A fantastic camp experience for kids with unique health conditions

Nesma Aly

Nesma Aly is a summer intern at the Division of Budget and Financial Management at the NIH, and she fondly looks back on her experiences at Camp Fantastic. Horseback riding and cooking classes were among some of her favorite activities; she most notably recalls a class in which campers learned how to groom and care for horses. Beyond the wide offering of activities, the camp atmosphere and people drew her back each year. Now she hopes to return in the future as a camp counselor.
Photo by Chloe Gansen.

Believe it or not, camp was a favorite part of summer for Nesma Aly from 2008 to 2016. When Nesma was nine months old she was diagnosed with osteopetrosis, a rare congenital disorder in which bones become prone to break easily due to an imbalance in bone formation and breakdown. As a result, Nesma has received multiple bone marrow transplants and faced additional complications, including graft versus host disease (GVHD) and optic nerve atrophy that resulted in blindness. While staying at the Children’s Inn at the National Institutes of Health (NIH), Nesma received treatment from Maya Lodish, M.D., a Pediatric Endocrinologist at the Eunice Kennedy Shriver National Institute of Child Health and Human Development at NIH in Bethesda. Currently, Nesma’s GVHD is being monitored by Kirsten Williams, M.D., a Blood and Marrow Transplant Specialist at Children’s National Health System.

Camp Fantastic is distinctive in that it provides a normal camping experience for a unique group: children between the ages of 7 and 19 who are undergoing cancer treatment presently or in the last three years, or a bone marrow transplant in the last five years. The week-long camp, held in Front Royal, VA, provides approximately 100 campers the opportunity to participate in a range of traditional camp activities, including sports, swimming, crafts and adventures, alongside peers who have shared the cancer experience.

Nesma has now aged out of Camp Fantastic, but she fondly looks back on her experiences and hopes to return in the future as a camp counselor. Horseback riding and cooking classes were among some of her favorite activities; she most notably recalls a class in which campers learned how to groom and care for horses. Beyond the wide offering of activities, the camp atmosphere and people drew her back each year.

According to Nesma, “the one thing that sets Camp Fantastic apart from a lot of other camps is that you’re there with people who are like you or in the same situation as you’ve been in before. It’s really about connecting with the people at camp. Your counselor, your roommate, everyone.” Her best advice for new campers? “Get to know as many people as you possibly can. Make the most of it and get involved in as many activities as possible.”
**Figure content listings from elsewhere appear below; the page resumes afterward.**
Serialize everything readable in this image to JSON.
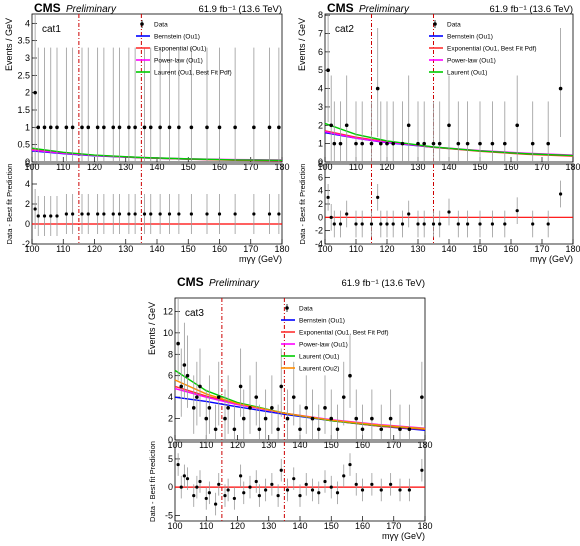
{
  "header": {
    "cms": "CMS",
    "preliminary": "Preliminary",
    "lumi": "61.9 fb⁻¹ (13.6 TeV)"
  },
  "colors": {
    "data": "#000000",
    "bernstein": "#0000ff",
    "exponential": "#ff3030",
    "powerlaw": "#ff00ff",
    "laurent": "#00cc00",
    "laurent2": "#ff8c00",
    "window": "#cc0000",
    "fitline": "#ff0000"
  },
  "chart_data": [
    {
      "type": "scatter",
      "category": "cat1",
      "xlabel": "mγγ (GeV)",
      "ylabel": "Events / GeV",
      "ratio_ylabel": "Data - Best fit Prediction",
      "xlim": [
        100,
        180
      ],
      "ylim": [
        0,
        4.5
      ],
      "ratio_ylim": [
        -2,
        6
      ],
      "yticks": [
        0,
        0.5,
        1,
        1.5,
        2,
        2.5,
        3,
        3.5,
        4
      ],
      "ratio_yticks": [
        -2,
        0,
        2,
        4,
        6
      ],
      "xticks": [
        100,
        110,
        120,
        130,
        140,
        150,
        160,
        170,
        180
      ],
      "signal_window": [
        115,
        135
      ],
      "legend": [
        "Data",
        "Bernstein (Ou1)",
        "Exponential (Ou1)",
        "Power-law (Ou1)",
        "Laurent (Ou1, Best Fit Pdf)"
      ],
      "data_x": [
        101,
        102,
        104,
        106,
        108,
        111,
        113,
        116,
        118,
        121,
        123,
        126,
        128,
        131,
        133,
        136,
        138,
        141,
        144,
        147,
        151,
        156,
        160,
        165,
        171,
        176,
        179
      ],
      "data_y": [
        2,
        1,
        1,
        1,
        1,
        1,
        1,
        1,
        1,
        1,
        1,
        1,
        1,
        1,
        1,
        1,
        1,
        1,
        1,
        1,
        1,
        1,
        1,
        1,
        1,
        1,
        1
      ],
      "ratio_y": [
        1.5,
        0.8,
        0.8,
        0.8,
        0.8,
        1,
        1,
        1,
        1,
        1,
        1,
        1,
        1,
        1,
        1,
        1,
        1,
        1,
        1,
        1,
        1,
        1,
        1,
        1,
        1,
        1,
        1
      ],
      "series": [
        {
          "name": "Bernstein (Ou1)",
          "x": [
            100,
            110,
            120,
            135,
            150,
            165,
            180
          ],
          "y": [
            0.32,
            0.24,
            0.18,
            0.12,
            0.08,
            0.06,
            0.05
          ]
        },
        {
          "name": "Exponential (Ou1)",
          "x": [
            100,
            110,
            120,
            135,
            150,
            165,
            180
          ],
          "y": [
            0.36,
            0.26,
            0.19,
            0.12,
            0.08,
            0.05,
            0.04
          ]
        },
        {
          "name": "Power-law (Ou1)",
          "x": [
            100,
            110,
            120,
            135,
            150,
            165,
            180
          ],
          "y": [
            0.34,
            0.25,
            0.19,
            0.13,
            0.09,
            0.07,
            0.06
          ]
        },
        {
          "name": "Laurent (Ou1, Best Fit Pdf)",
          "x": [
            100,
            110,
            120,
            135,
            150,
            165,
            180
          ],
          "y": [
            0.4,
            0.28,
            0.2,
            0.13,
            0.09,
            0.06,
            0.05
          ]
        }
      ]
    },
    {
      "type": "scatter",
      "category": "cat2",
      "xlabel": "mγγ (GeV)",
      "ylabel": "Events / GeV",
      "ratio_ylabel": "Data - Best fit Prediction",
      "xlim": [
        100,
        180
      ],
      "ylim": [
        0,
        8.5
      ],
      "ratio_ylim": [
        -4,
        8
      ],
      "yticks": [
        0,
        1,
        2,
        3,
        4,
        5,
        6,
        7,
        8
      ],
      "ratio_yticks": [
        -4,
        -2,
        0,
        2,
        4,
        6,
        8
      ],
      "xticks": [
        100,
        110,
        120,
        130,
        140,
        150,
        160,
        170,
        180
      ],
      "signal_window": [
        115,
        135
      ],
      "legend": [
        "Data",
        "Bernstein (Ou1)",
        "Exponential (Ou1, Best Fit Pdf)",
        "Power-law (Ou1)",
        "Laurent (Ou1)"
      ],
      "data_x": [
        101,
        102,
        103,
        105,
        107,
        110,
        112,
        115,
        117,
        118,
        120,
        122,
        125,
        127,
        130,
        132,
        135,
        137,
        140,
        143,
        146,
        150,
        154,
        158,
        162,
        167,
        172,
        176
      ],
      "data_y": [
        5,
        2,
        1,
        1,
        2,
        1,
        1,
        1,
        4,
        1,
        1,
        1,
        1,
        2,
        1,
        1,
        1,
        1,
        2,
        1,
        1,
        1,
        1,
        1,
        2,
        1,
        1,
        4
      ],
      "ratio_y": [
        3,
        0,
        -1,
        -1,
        0.5,
        -1,
        -1,
        -1,
        3,
        -1,
        -1,
        -1,
        -1,
        0.5,
        -1,
        -1,
        -1,
        -1,
        0.8,
        -1,
        -1,
        -1,
        -1,
        -1,
        1,
        -1,
        -1,
        3.5
      ],
      "series": [
        {
          "name": "Bernstein (Ou1)",
          "x": [
            100,
            110,
            120,
            135,
            150,
            165,
            180
          ],
          "y": [
            1.6,
            1.3,
            1.05,
            0.8,
            0.6,
            0.45,
            0.35
          ]
        },
        {
          "name": "Exponential (Ou1, Best Fit Pdf)",
          "x": [
            100,
            110,
            120,
            135,
            150,
            165,
            180
          ],
          "y": [
            1.7,
            1.35,
            1.1,
            0.8,
            0.58,
            0.42,
            0.32
          ]
        },
        {
          "name": "Power-law (Ou1)",
          "x": [
            100,
            110,
            120,
            135,
            150,
            165,
            180
          ],
          "y": [
            1.65,
            1.3,
            1.07,
            0.82,
            0.62,
            0.48,
            0.38
          ]
        },
        {
          "name": "Laurent (Ou1)",
          "x": [
            100,
            110,
            120,
            135,
            150,
            165,
            180
          ],
          "y": [
            2.1,
            1.5,
            1.15,
            0.82,
            0.6,
            0.45,
            0.35
          ]
        }
      ]
    },
    {
      "type": "scatter",
      "category": "cat3",
      "xlabel": "mγγ (GeV)",
      "ylabel": "Events / GeV",
      "ratio_ylabel": "Data - Best fit Prediction",
      "xlim": [
        100,
        180
      ],
      "ylim": [
        0,
        14
      ],
      "ratio_ylim": [
        -6,
        8
      ],
      "yticks": [
        0,
        2,
        4,
        6,
        8,
        10,
        12
      ],
      "ratio_yticks": [
        -5,
        0,
        5
      ],
      "xticks": [
        100,
        110,
        120,
        130,
        140,
        150,
        160,
        170,
        180
      ],
      "signal_window": [
        115,
        135
      ],
      "legend": [
        "Data",
        "Bernstein (Ou1)",
        "Exponential (Ou1, Best Fit Pdf)",
        "Power-law (Ou1)",
        "Laurent (Ou1)",
        "Laurent (Ou2)"
      ],
      "data_x": [
        101,
        102,
        103,
        104,
        106,
        107,
        108,
        110,
        111,
        113,
        114,
        116,
        117,
        119,
        121,
        122,
        124,
        126,
        127,
        129,
        131,
        133,
        134,
        136,
        138,
        140,
        142,
        144,
        146,
        148,
        150,
        152,
        154,
        156,
        158,
        160,
        163,
        166,
        169,
        172,
        175,
        179
      ],
      "data_y": [
        9,
        5,
        7,
        6,
        3,
        4,
        5,
        2,
        3,
        1,
        4,
        2,
        3,
        1,
        5,
        2,
        3,
        4,
        1,
        2,
        3,
        1,
        5,
        2,
        4,
        1,
        3,
        2,
        1,
        3,
        2,
        1,
        4,
        6,
        2,
        1,
        2,
        1,
        2,
        1,
        1,
        4
      ],
      "ratio_y": [
        4,
        0,
        2,
        1.5,
        -1.5,
        0,
        1,
        -2,
        -1,
        -3,
        0.5,
        -1.5,
        -0.5,
        -2,
        2,
        -1,
        0,
        1,
        -1.5,
        -0.5,
        0.5,
        -1.5,
        3,
        -0.5,
        1.5,
        -1.5,
        0.5,
        -0.5,
        -1,
        1,
        0,
        -1,
        2,
        4,
        0.5,
        -0.5,
        0.5,
        -0.5,
        0.5,
        -0.5,
        -0.5,
        3
      ],
      "series": [
        {
          "name": "Bernstein (Ou1)",
          "x": [
            100,
            110,
            120,
            135,
            150,
            165,
            180
          ],
          "y": [
            4.0,
            3.6,
            3.1,
            2.4,
            1.8,
            1.3,
            0.9
          ]
        },
        {
          "name": "Exponential (Ou1, Best Fit Pdf)",
          "x": [
            100,
            110,
            120,
            135,
            150,
            165,
            180
          ],
          "y": [
            5.0,
            4.1,
            3.4,
            2.5,
            1.8,
            1.3,
            1.0
          ]
        },
        {
          "name": "Power-law (Ou1)",
          "x": [
            100,
            110,
            120,
            135,
            150,
            165,
            180
          ],
          "y": [
            4.8,
            4.0,
            3.3,
            2.5,
            1.9,
            1.45,
            1.1
          ]
        },
        {
          "name": "Laurent (Ou1)",
          "x": [
            100,
            110,
            120,
            135,
            150,
            165,
            180
          ],
          "y": [
            6.5,
            4.6,
            3.5,
            2.5,
            1.8,
            1.35,
            1.05
          ]
        },
        {
          "name": "Laurent (Ou2)",
          "x": [
            100,
            110,
            120,
            135,
            150,
            165,
            180
          ],
          "y": [
            5.6,
            4.3,
            3.4,
            2.5,
            1.85,
            1.4,
            1.05
          ]
        }
      ]
    }
  ]
}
Presently, Nesma is an intern at the Division of Budget and Financial Management at the NIH Bethesda campus. She became especially interested in working for NIH after learning about its employment opportunities for disabled individuals – an aspect of the job that makes her feel right at home on campus. Nesma considers the people she works with to be the best part of her job and aspires to have a career in clinical psychology. 

Camp Fantastic is run in cooperation with Special Love, Inc., and the National Cancer Institute (NCI). Special Love, Inc., is a non-profit organization providing unique experiences for children with cancer and their families. At NCI, the Pediatric Oncology Branch team within the Center for Cancer Research coordinates the camp according to a clinical protocol. For the last 23 years, Stephen Chanock, M.D., Director of NCI’s Division of Cancer Epidemiology and Genetics (DCEG) has served as the camp’s medical director by overseeing the camp’s medical team of clinicians and nurses. DCEG also provides volunteer medical and camp staff. The 2017 Camp Fantastic session runs August 13-19.